Let, $x,y,z>0$ such that $xyz=1$, then prove that
$$(xy+yz+xz)(x^2+y^2+z^2+x+y+z)≥2(x+y+z)^2$$
My progress:
Using the Cauchy-Schwars inequality I got
$$(xy+yz+xz)(x^2+y^2+z^2+x+y+z)≥2(xy+yz+xz)(x+y+z)≥2(x+y+z)^2 \implies xy+yz+xz≥x+y+z$$
But, this is not always true.
I also tried
$$x^2+y^2+z^2≥\frac{(x+y+z)^2}{3}$$
I got
$$(xy+yz+xz)(x^2+y^2+z^2+x+y+z)≥(xy+yz+xz)\left(\frac{(x+y+z)^2}{3}+x+y+z\right)≥2(x+y+z)^2 \implies (xy+yz+xz)(x+y+z+3)≥6(x+y+z)$$
But, again I failed.
On
Let $S=x+y+z, T=xy+xz+yz$ and note that $S,T \ge 3$ by AMGM and $xyz=1$
The inequality is: $T(S^2+S-2T) \ge 2S^2$
Case 1: $S \ge T$ then $S^2(T-2) \ge S^2 \ge T^2 \ge T(2T-S)$ which rewrites to the required inequality
Case 2: $S \le T$; then we have $T(S^2+S-2T) \ge S(S^2+S-2T)$ so we need to prove only that $S^2+S-2T \ge 2S$ or that $S^2 \ge S+2T$. But (by C-S) $S^2 \le 3(S^2-2T)$ so $S^2 \ge 3T \ge 2T+S$ and we are done
On
pqr method:
Let $p = x + y + z, q = xy + yz + zx, r = xyz = 1$. Using AM-GM, we have $p \ge 3\sqrt[3]{r} = 3$ and $q \ge 3\sqrt[3]{r^2} = 3$.
The inequality is written as $$q(p^2 - 2q + p) \ge 2p^2$$ or $$(q - 2)p^2 + q(-2q + p) \ge 0.$$ Using $q\ge 3$ and $p^2 \ge 3q$, it suffices to prove that $$(q - 2)\cdot 3q + q(-2q + p) \ge 0$$ or $$q(q + p - 6) \ge 0$$ which is true.
We are done.
This is not an answer! But this is what I have so far.

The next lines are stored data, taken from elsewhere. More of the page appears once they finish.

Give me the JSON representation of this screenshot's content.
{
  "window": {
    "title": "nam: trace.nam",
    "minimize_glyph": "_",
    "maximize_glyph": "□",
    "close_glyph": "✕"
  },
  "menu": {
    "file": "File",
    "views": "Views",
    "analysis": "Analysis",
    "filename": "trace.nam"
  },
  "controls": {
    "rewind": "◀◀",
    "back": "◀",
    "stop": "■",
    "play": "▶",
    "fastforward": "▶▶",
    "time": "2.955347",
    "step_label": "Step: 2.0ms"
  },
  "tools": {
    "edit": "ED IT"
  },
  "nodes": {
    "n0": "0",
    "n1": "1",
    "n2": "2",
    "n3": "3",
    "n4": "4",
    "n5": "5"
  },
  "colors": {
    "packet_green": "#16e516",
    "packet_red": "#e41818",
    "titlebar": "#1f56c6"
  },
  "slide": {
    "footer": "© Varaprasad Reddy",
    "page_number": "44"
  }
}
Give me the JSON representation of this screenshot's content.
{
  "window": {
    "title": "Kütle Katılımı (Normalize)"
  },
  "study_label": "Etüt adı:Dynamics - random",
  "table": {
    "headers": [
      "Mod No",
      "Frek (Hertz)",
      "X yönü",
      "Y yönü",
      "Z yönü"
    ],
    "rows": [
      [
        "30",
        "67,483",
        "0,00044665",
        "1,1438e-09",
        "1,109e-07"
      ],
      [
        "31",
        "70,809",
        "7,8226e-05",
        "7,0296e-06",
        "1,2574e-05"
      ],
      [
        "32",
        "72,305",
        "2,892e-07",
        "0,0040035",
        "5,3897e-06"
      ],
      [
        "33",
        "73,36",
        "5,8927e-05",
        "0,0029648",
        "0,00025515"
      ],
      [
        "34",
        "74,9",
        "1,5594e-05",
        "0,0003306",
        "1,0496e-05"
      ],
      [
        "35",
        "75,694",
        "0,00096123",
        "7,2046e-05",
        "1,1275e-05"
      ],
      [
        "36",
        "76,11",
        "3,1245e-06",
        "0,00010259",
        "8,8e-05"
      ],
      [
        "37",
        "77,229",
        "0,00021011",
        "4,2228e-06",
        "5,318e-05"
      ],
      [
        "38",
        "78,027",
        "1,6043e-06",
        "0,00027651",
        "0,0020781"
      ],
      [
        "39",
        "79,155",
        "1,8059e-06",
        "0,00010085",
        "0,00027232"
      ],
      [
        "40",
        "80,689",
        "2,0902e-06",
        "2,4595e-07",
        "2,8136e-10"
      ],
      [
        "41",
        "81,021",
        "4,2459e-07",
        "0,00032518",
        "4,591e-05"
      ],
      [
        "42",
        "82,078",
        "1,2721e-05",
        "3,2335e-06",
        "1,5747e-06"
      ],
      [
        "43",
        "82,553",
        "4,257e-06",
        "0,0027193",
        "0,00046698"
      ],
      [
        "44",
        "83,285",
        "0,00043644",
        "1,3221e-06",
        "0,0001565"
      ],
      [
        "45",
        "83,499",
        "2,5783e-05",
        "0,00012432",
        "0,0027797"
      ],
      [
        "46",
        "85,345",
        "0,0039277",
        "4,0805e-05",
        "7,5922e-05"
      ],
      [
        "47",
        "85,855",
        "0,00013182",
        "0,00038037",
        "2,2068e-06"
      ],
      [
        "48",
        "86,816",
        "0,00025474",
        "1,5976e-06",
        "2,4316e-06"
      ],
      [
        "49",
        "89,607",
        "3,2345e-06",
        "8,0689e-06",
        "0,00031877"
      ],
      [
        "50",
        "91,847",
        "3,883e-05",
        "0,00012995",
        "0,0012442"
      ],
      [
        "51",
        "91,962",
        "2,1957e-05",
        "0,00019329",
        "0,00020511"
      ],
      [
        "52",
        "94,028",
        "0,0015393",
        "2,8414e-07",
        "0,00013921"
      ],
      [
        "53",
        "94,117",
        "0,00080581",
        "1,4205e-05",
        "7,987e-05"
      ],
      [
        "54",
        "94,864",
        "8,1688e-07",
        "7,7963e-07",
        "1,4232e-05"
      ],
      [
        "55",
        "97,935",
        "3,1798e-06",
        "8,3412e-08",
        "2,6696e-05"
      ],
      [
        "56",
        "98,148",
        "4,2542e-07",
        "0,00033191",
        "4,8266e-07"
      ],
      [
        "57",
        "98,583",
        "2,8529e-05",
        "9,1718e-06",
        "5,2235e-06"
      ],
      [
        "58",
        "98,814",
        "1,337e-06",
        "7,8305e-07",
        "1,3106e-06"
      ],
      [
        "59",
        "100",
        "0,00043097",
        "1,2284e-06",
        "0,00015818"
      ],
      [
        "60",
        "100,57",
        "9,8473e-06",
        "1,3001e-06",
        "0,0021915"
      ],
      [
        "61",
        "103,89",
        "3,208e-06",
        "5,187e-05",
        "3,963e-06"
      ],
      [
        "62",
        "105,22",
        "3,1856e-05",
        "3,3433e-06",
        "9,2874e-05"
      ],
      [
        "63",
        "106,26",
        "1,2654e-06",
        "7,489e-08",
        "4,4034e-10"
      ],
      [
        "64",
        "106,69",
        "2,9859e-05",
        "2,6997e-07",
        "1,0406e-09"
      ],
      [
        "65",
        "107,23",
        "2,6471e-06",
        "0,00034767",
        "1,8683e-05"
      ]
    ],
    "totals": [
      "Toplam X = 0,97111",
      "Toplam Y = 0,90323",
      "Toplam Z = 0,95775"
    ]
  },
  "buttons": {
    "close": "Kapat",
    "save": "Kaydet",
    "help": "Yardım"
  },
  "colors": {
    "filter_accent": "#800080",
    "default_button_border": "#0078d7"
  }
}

One can consider symmetric polynomials $\sigma_1=x+y+z,\ \sigma_2=xy+yz+zz,\ \sigma_3=xyz=1\ $.
We see that $x^2+y^2+z^2=(x+y+z)^2-2(xy+yx+xz)=\sigma_1^2-2\sigma_2.$ Using that we can rewrite your inequality in the following way.
$$\sigma_2(\sigma_1^2-2\sigma_2+\sigma_1)\geq2\sigma_1^2 \Leftrightarrow$$ $$\sigma_1^2\sigma_2-2\sigma_2^2+\sigma_1\sigma_2-2\sigma_1^2\geq0.$$
However, you can show that the following inequalities are true: i) $\sigma_1^2\geq 3\sigma_2;$ 2) $\sigma_2^2\geq 3\sigma_2$; 3) $\sigma_1\sigma_2\geq 9$.
I believe that using these inequalties one can show that your inequality is also true.